Confesso que uma fusão de sentimentos e lembranças chegaram juntas. 1968, ano em tudo estava ali acontecendo. O personagem, Kevin Arnold, com doze anos conhecendo a realidade quase que a conta-gotas em um país que além da crise vivia a Guerra do Vietnã. E então, me senti transportado por uma máquina do tempo e voltei a 1968, porém, aqui no Brasil. Voltei a hoje distante adolescência. Voltei aos tempos em que não podia me manifestar, escrever, dizer o que pensava, não podia ler ou escutar o que desejava e um infinidade de outros atos que vieram chegando com o AI5, a censura mais feroz, as prisões, os desaparecimentos. E perdi, então, a conta dos pontos de interrogação que fazia.
Foi em 1964 que nasceram os The Byrds com Jim Mc Guinn (depois passou a ser Roger McGuinn), Gene Clark e David Crosby. Com uma proposta totalmente folk, estavam muito próximos de Bob Dylan e do pop – se é que podemos rotular – dos Beatles. Mais adiante entram Chris Hillman e Michael Clarke e gravam Mr. tambourine man, álbum com composições de Dylan e deles, com uma característica que talvez seja um marco no folk: a guitarra elétrica. Depois veio Turn Turn Turn, que também aparece em uma cena de Forrest Gump, e os Byrds já haviam partido para o psicodélico, para o experimentalismo. Não por acaso toda a inquietude da banda, que vai modificando também seus integrantes, grava no emblema do ano de 68 o disco The Notorius Byrd Brothers com folk, rock, rock psicodélico, jazz e country. Gravam um disco extraordinário com canções de Bob Dylan (se puderem, escutem, escutem, escutem!), e vão se desfazendo aos poucos. Crosby foi para uma das maiores formações da música: Crosby, Stills & Nash.

By

Alguns dos seus integrantes, ao longo das várias formações que teve, perderam a vida e os Byrds perderam sua força e densidade musical. Muitos deles, em suas outras formações ou solos, cantavam seus sucessos. Gene Clark fez um disco maravilhoso e triste Old Vienna Kaffeehaus, Westboro 1988 em transparecia solidão e saudade.

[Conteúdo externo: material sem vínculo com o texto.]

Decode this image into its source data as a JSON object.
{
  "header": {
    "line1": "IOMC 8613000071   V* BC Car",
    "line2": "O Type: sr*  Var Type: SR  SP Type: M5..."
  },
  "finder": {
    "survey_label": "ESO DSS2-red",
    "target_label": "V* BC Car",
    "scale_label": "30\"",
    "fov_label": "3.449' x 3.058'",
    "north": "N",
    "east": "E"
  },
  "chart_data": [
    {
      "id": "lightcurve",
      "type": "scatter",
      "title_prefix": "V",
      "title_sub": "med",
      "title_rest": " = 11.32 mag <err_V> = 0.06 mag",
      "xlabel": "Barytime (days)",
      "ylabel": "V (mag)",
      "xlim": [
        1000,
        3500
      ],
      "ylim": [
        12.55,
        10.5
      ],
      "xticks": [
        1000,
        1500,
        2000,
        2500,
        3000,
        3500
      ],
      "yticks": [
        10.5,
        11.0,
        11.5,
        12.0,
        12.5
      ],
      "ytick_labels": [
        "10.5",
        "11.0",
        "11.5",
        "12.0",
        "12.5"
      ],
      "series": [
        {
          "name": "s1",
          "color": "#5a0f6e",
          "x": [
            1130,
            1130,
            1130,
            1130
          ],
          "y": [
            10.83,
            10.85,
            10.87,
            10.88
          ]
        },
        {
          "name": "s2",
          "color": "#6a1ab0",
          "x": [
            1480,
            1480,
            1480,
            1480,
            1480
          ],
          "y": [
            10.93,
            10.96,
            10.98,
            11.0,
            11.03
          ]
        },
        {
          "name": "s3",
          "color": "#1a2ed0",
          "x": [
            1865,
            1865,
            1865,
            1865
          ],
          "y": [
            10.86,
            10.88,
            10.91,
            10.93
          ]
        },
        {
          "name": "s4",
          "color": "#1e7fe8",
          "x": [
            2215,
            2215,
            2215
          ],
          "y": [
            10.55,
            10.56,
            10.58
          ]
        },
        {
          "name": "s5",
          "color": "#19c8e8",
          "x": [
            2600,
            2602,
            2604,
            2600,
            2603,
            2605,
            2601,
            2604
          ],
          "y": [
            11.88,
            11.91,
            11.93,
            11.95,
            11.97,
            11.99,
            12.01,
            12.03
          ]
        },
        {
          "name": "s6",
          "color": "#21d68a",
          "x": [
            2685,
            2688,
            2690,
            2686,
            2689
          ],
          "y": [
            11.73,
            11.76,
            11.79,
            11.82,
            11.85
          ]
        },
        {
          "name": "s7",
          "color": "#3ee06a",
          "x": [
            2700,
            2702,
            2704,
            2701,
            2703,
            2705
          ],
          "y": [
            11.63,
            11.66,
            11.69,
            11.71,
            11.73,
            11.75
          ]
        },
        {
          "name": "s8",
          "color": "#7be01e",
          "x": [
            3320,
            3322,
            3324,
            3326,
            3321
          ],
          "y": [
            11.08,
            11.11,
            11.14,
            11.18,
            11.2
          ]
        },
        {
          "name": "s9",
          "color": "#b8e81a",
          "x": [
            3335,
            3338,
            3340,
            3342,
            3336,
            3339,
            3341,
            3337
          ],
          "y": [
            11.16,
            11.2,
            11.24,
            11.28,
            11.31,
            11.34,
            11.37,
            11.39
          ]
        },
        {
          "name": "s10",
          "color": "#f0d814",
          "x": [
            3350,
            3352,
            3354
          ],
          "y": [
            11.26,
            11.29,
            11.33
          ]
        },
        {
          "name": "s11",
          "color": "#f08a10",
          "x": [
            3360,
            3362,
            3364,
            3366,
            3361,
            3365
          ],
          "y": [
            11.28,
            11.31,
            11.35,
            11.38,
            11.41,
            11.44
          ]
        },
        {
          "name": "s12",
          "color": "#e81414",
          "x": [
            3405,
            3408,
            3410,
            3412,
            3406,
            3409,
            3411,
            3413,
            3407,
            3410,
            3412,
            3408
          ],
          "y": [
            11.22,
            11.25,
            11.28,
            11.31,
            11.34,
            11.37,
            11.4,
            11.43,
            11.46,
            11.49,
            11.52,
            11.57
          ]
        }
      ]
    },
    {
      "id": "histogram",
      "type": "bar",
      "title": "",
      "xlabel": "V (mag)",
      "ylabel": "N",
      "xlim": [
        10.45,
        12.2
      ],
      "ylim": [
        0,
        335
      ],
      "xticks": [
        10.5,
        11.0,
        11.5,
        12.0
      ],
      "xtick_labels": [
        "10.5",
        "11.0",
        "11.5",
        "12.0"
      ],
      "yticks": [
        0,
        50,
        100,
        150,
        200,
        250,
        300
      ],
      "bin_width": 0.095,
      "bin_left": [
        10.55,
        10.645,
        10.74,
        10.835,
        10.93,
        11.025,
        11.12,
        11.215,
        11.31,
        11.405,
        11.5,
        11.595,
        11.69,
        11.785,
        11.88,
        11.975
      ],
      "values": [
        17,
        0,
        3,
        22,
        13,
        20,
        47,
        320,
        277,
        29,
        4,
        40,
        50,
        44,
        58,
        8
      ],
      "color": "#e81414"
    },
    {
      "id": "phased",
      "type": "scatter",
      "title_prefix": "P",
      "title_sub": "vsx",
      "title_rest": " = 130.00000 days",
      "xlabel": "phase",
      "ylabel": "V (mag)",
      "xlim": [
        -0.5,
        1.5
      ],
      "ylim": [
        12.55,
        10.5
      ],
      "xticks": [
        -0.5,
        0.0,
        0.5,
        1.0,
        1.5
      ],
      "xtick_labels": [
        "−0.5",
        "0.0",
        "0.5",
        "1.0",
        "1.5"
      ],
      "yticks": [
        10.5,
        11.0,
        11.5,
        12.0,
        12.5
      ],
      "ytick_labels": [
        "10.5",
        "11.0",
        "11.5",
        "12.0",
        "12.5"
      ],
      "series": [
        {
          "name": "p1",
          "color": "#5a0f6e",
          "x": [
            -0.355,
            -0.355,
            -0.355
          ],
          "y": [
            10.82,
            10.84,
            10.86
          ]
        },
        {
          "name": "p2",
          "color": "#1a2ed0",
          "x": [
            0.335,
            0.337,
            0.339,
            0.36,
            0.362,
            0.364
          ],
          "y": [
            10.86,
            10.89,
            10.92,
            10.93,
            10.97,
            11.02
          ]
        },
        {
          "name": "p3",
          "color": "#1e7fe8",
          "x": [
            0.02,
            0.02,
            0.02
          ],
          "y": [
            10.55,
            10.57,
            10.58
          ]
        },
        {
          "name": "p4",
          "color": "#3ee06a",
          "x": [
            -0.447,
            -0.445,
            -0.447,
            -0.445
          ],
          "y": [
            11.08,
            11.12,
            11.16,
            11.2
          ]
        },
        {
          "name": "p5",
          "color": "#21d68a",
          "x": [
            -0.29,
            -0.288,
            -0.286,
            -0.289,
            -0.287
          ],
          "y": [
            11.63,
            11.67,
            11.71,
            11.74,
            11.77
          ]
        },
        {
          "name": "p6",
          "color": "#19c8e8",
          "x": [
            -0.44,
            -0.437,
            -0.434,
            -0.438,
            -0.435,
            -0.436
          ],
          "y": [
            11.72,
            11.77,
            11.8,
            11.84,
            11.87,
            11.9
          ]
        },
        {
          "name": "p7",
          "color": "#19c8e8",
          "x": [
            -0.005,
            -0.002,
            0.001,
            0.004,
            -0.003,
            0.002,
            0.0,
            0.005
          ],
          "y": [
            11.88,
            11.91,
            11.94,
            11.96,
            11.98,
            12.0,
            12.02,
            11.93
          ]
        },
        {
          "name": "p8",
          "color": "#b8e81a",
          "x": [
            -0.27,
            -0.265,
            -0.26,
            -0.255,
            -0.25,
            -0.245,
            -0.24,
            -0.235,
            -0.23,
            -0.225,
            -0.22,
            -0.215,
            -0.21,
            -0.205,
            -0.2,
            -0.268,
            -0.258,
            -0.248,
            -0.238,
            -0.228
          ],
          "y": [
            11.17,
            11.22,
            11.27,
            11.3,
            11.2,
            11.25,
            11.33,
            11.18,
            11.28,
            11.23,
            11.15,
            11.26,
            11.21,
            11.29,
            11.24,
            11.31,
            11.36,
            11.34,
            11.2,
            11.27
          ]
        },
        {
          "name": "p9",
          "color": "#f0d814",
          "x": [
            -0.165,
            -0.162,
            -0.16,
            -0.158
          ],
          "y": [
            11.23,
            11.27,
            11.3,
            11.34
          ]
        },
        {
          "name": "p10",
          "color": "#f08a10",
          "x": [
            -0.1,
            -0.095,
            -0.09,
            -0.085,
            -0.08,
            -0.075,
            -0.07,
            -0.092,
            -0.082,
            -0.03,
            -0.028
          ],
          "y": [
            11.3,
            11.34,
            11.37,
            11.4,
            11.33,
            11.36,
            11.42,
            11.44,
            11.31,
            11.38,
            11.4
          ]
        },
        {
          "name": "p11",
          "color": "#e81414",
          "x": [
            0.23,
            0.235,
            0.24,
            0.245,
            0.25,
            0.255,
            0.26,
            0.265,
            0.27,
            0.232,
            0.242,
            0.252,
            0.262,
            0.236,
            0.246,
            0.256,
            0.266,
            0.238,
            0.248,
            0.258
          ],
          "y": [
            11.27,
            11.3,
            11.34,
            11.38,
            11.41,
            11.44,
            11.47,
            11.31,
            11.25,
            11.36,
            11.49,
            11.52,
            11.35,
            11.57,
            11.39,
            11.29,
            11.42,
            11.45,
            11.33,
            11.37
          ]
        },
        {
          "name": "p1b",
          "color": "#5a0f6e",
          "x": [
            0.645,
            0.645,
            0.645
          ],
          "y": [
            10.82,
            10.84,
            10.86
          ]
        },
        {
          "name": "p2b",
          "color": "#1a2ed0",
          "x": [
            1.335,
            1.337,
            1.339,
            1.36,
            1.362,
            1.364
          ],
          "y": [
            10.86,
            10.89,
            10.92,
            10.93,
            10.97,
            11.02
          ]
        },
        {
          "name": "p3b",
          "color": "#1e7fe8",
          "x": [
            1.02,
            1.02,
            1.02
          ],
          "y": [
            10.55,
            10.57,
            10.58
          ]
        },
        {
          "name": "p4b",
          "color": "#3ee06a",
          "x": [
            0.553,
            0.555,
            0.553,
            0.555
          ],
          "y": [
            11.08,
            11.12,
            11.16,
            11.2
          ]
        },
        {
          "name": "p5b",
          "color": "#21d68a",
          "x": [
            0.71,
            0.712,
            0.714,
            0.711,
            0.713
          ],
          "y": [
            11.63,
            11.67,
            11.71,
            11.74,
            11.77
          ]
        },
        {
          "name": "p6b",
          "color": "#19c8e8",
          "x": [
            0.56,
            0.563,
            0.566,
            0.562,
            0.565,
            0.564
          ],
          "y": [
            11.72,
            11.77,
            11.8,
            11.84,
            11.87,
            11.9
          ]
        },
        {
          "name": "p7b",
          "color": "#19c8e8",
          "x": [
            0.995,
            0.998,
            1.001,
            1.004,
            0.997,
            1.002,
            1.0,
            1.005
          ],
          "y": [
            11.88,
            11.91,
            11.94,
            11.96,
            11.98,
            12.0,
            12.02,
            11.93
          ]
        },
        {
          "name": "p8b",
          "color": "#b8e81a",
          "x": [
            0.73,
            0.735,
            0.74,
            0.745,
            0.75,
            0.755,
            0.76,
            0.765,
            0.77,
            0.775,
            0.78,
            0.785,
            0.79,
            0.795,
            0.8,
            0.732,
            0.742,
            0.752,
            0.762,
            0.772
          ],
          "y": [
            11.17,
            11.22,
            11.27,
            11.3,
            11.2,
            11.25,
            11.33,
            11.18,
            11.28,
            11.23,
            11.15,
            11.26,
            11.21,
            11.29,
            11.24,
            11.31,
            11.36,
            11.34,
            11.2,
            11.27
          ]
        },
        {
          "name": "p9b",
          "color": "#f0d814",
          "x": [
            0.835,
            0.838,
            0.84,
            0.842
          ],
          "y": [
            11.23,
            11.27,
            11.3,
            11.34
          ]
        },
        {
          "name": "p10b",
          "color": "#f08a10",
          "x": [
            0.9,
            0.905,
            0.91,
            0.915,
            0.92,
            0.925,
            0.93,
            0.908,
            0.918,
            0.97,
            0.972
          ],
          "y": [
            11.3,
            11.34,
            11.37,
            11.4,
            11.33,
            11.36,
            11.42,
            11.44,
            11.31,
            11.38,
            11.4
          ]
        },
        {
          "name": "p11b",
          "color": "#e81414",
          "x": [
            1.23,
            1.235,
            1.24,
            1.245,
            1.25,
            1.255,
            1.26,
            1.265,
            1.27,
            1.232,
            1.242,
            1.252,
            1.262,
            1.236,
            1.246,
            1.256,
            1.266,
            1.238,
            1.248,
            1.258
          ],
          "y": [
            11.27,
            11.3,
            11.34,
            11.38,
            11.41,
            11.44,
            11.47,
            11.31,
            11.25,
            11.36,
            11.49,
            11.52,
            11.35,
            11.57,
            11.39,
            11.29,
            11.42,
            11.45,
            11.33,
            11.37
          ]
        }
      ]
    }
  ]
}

Qual então a razão de a máquina do tempo aparecer no texto e no título? Não quero voltar a 1968 outra vez. Não ter que me curvar ao autoritarismo de quem escolhe o que tenho que escutar, ler, olhar e ver. Quero continuar escrevendo sem ter que passar por censura prévia, quero continuar saindo e me encontrando com os amigos sem ter que ouvir o “circulando” de algum policial desconfiado de conspiração. Quero viver meu último período de vida podendo fazer duras e ácidas críticas ao que não concordo em nível de política, ao nível de administração do país, do estado e do município sem correr o risco de ser preso por pensar diferente. Quero continuar em busca da liberdade como uma utopia sem medo algum. E, sobretudo, quero continuar com minha liberdade de expressão intacta. Não quero voltar a 1964, 0 início das sombras em meu país. Não quero mais viver esse tempo de novo. Quero, como todos os brasileiros sérios, um Brasil livre dos desmandos e da corrupção. Para isso, não podemos voltar atrás. Entrar nessa máquina do tempo é entrar nas incertezas que a escuridão traz junto. Transformar é assumir riscos e não retroceder. Mudar o que for necessário já, com consequência e discernimento.